Will compiler unroll "for" loop when iterating a const container?
What is the type of {1, 2, 3, 4}?
std::initializer_list
will be constructed from that initialiser. That is being iterated. You even need to include <initializer_list>
for this to work.
Will compiler unroll the loop?
The language doesn't guarantee loop unrolling. You can find out whether a particular compiler unrolls a particular loop with particular options with particular target CPU by compiling and inspecting the produced assembly.
That said, the number of iterations is known at compile time, and therefore it is possible for the compiler to unroll the entire loop.
Suppose we are using -O2
For what it's worth, -O2 does not enable -funroll-loops. Before you add that option, read its documentation:
-funroll-loops
Unroll loops whose number of iterations can be determined at compile time or upon entry to the loop. -funroll-loops implies -frerun-cse-after-loop. This option makes code larger, and may or may not make it run faster.
In this example, Clang did unroll the loop: https://godbolt.org/z/enKzMh while GCC did not: https://godbolt.org/z/ocfor8
There is no guarantee, but compilers can optimize certain cases, so chances are high that you end up with good code.
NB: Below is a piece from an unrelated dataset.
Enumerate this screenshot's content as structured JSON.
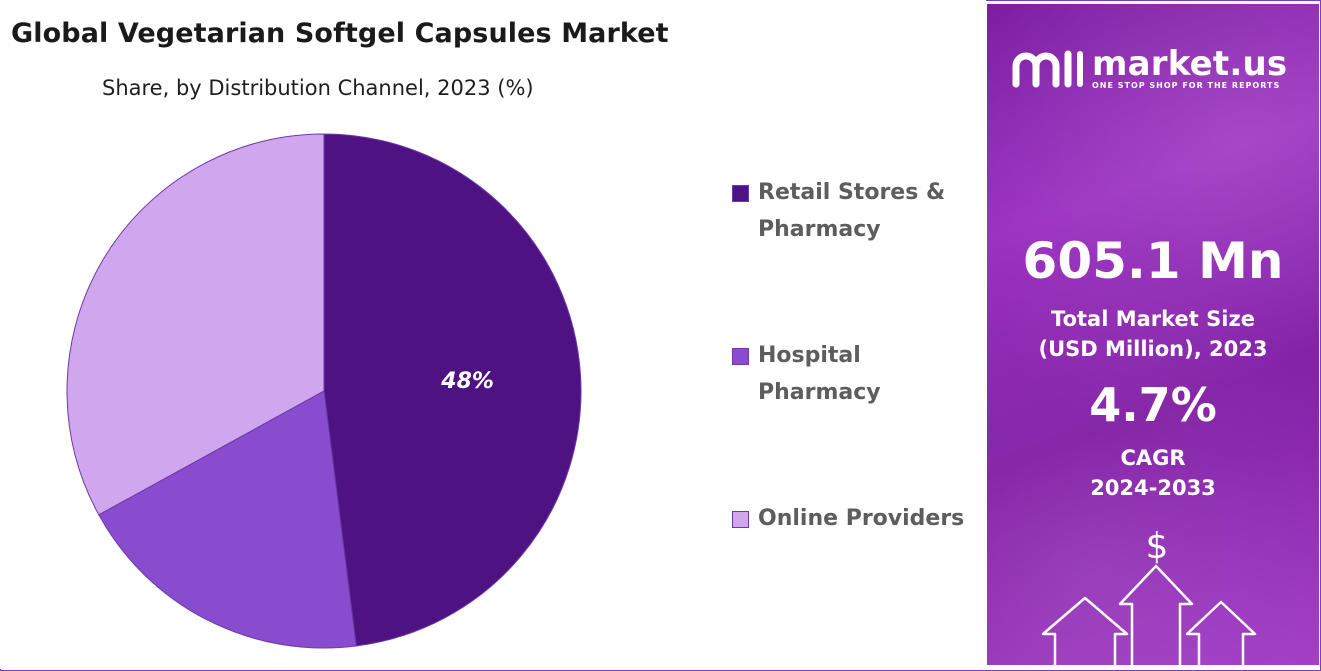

For example, that one can be optimized away completely:
#include <initializer_list>
// Type your code here, or load an example.
int sum() {
int sum = 0;
for (auto i : {1, 2, 3, 4}) {
sum += i;
}
return sum;
}
int main() {
return sum();
}
https://godbolt.org/z/racnKf
Compiled with -O3
, gcc can deduce that the result of the compuation is 10:
sum():
mov eax, 10
ret
main:
mov eax, 10
ret
In a real world example, the compiler might not be able to optimize it, so you have to verify yourself.